Speedway: MSC Diedenbergen mit Pleite zum Saisonauftakt
29.03.2010 - DIEDENBERGEN
Von Sebastian Poser
Davey Watt hätte es wissen müssen. Oder zumindest eine Ahnung haben können, dass dieser Tag nicht sein Tag werden würde. Schon im ersten Rennen, seiner Premiere im Trikot des MSC Diedenbergen, versagte dem Australier die Technik, fuhr Watt nur auf Platz vier über die Ziellinie. Null Punkte für die kurzfristige MSC-Verpflichtung, null Punkte für Diedenbergens Drifter zum Auftakt der Speedway-Bundesliga gegen den MSC Güstrow. Graue Wolken nicht nur über Diedenbergens Heimbahn an der Wildsachsener Straße, sondern sprichwörtlich auch über dem Haupt des Australiers.
Watts Defekt - der Anfang vom Ende: Mit 42:45 unterlag der Meisterschafts-Mitfavorit dem Außenseiter aus Mecklenburg. Weil sich der australische Blitzeinkauf, den MSC-Teammanager Jürgen Ax kurzfristig für einen der fehlenden polnischen Topfahrer verpflichtete, nach dem Defekt, zwei Siegen und einem zweiten Platz neben dem Teamzelt übergab, kreidebleich und mit zittrigen Gliedern durch den Rennarzt vom Motorrad zitiert wurde. Das Aus für Diedenbergens besten Ausländer - es sollte das Aus für die gesamte MSC-Truppe bedeuten. Die bis dato zu Buche stehende 31:23-Führung der Gastgeber pulverisierte Güstrow durch einen Doppelsieg plus Joker, was den Gästen acht statt nur fünf Zähler einbrachte. Und Jürgen Ax die Schweißperlen auf die Stirn trieb.
Auch weil Patryk Dudek, neben Watt zweiter nicht-deutscher Fahrer im Heim-Team, konditionell auf dem Zahnfleisch ging, den Australier auf dessen Position nicht adäquat ersetzen konnte. Und weil auch Rene Deddens mit drei mageren Punkten weit hinter den Erwartungen zurück blieb. "Von ihm muss einfach noch viel mehr kommen", sagte Ax.

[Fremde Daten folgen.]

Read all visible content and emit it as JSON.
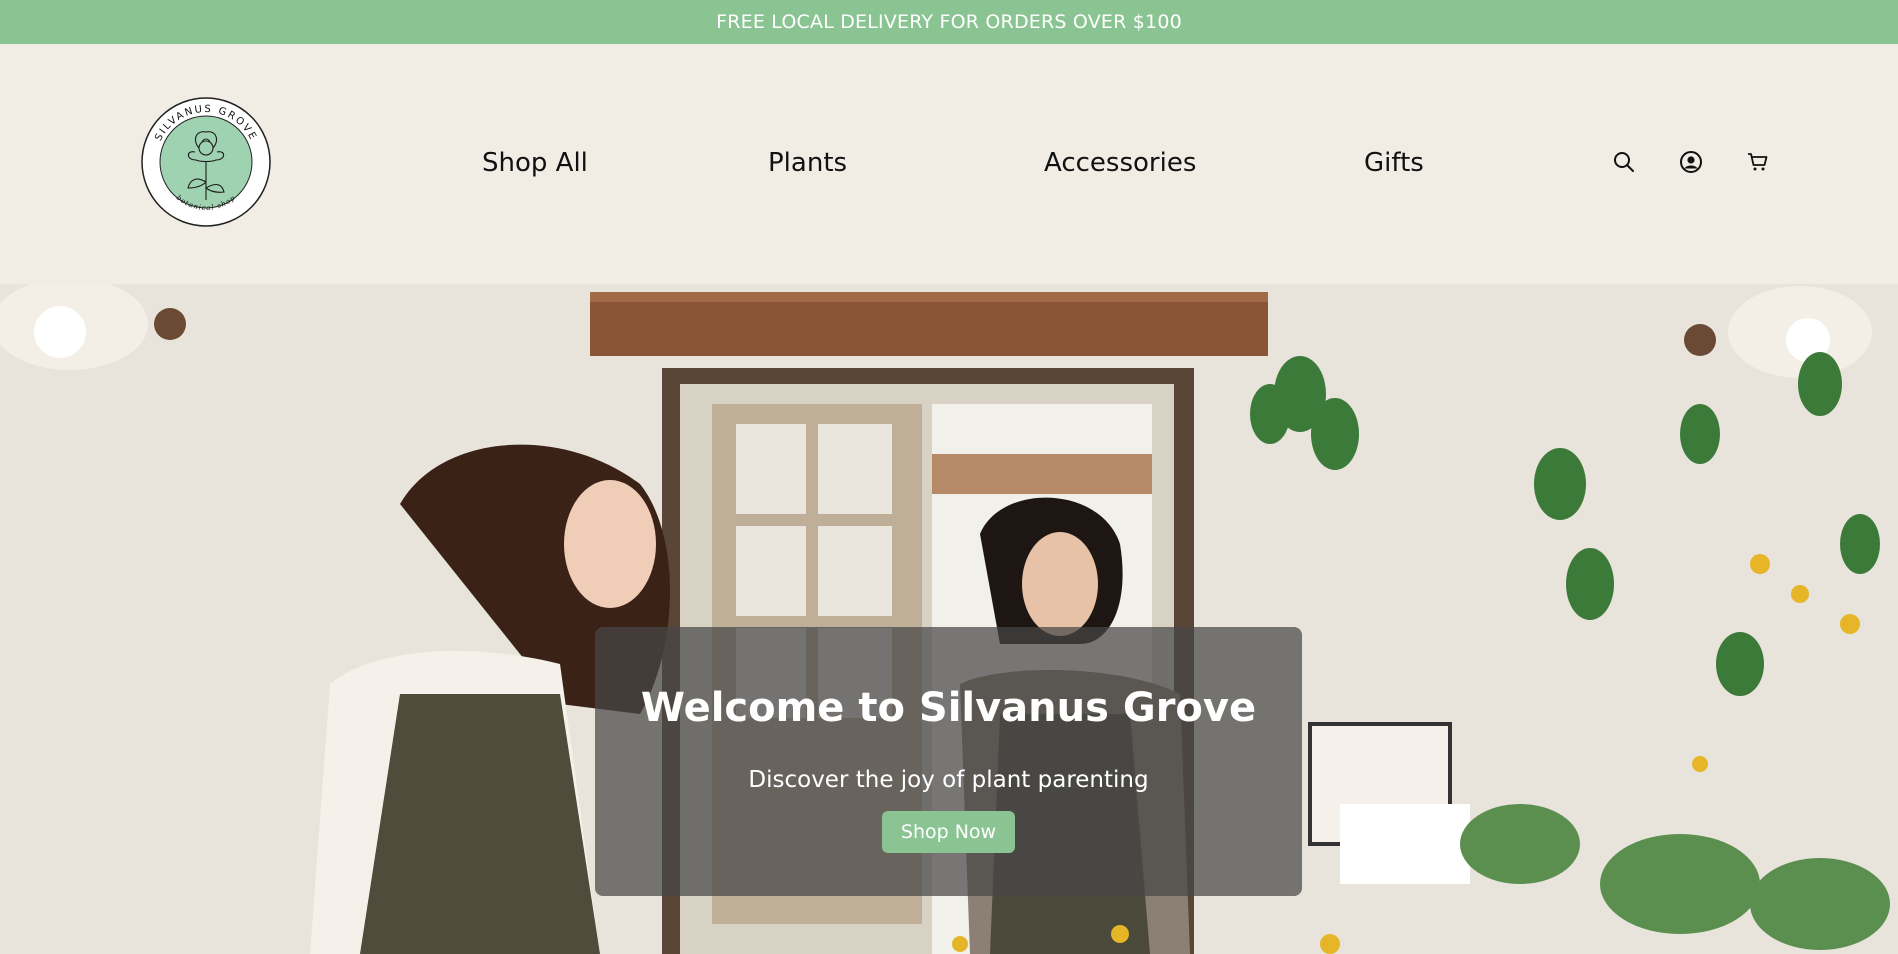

Da nutzten auch die zwölf Punkte des deutschen Vizemeisters Christian Hefenbrock und die elf Zähler von Frank Facher nichts: Ohne Davey Watt, der bis zu seinem Ausscheiden acht Punkte einfuhr, mussten sich die Gastgeber trotz 41:40-Führung vor dem abschließenden Lauf geschlagen geben. "Watt wäre für mindestens weitere vier Zähler gut gewesen", haderte Ax.
Warten auf Jedrzejak
Vier Zähler, die zum Auftakt-Sieg gereicht hätten. Vier Zähler, die - so Diedenbergens Teammanager - "Tomasz Jedrzejak geholt hätte, weil der noch gefahren wäre, auch wenn er sich übergeben hätte". Der Pole, seit Jahren erfolgreichster Drifter im MSC-Lager, soll nun im nächsten Rennen am 8. Mai in Stralsund wieder für den Australier Watt, dessen Engagement in Hofheim ohnehin nur für ein Rennen geplant war, ins Team rücken. Um den zehnmaligen Deutschen Meister wieder auf Titelkurs zu fahren. "Das einzig Gute an der Niederlage ist", erklärt Ax, "dass wir jetzt als Außenseiter zuschlagen können."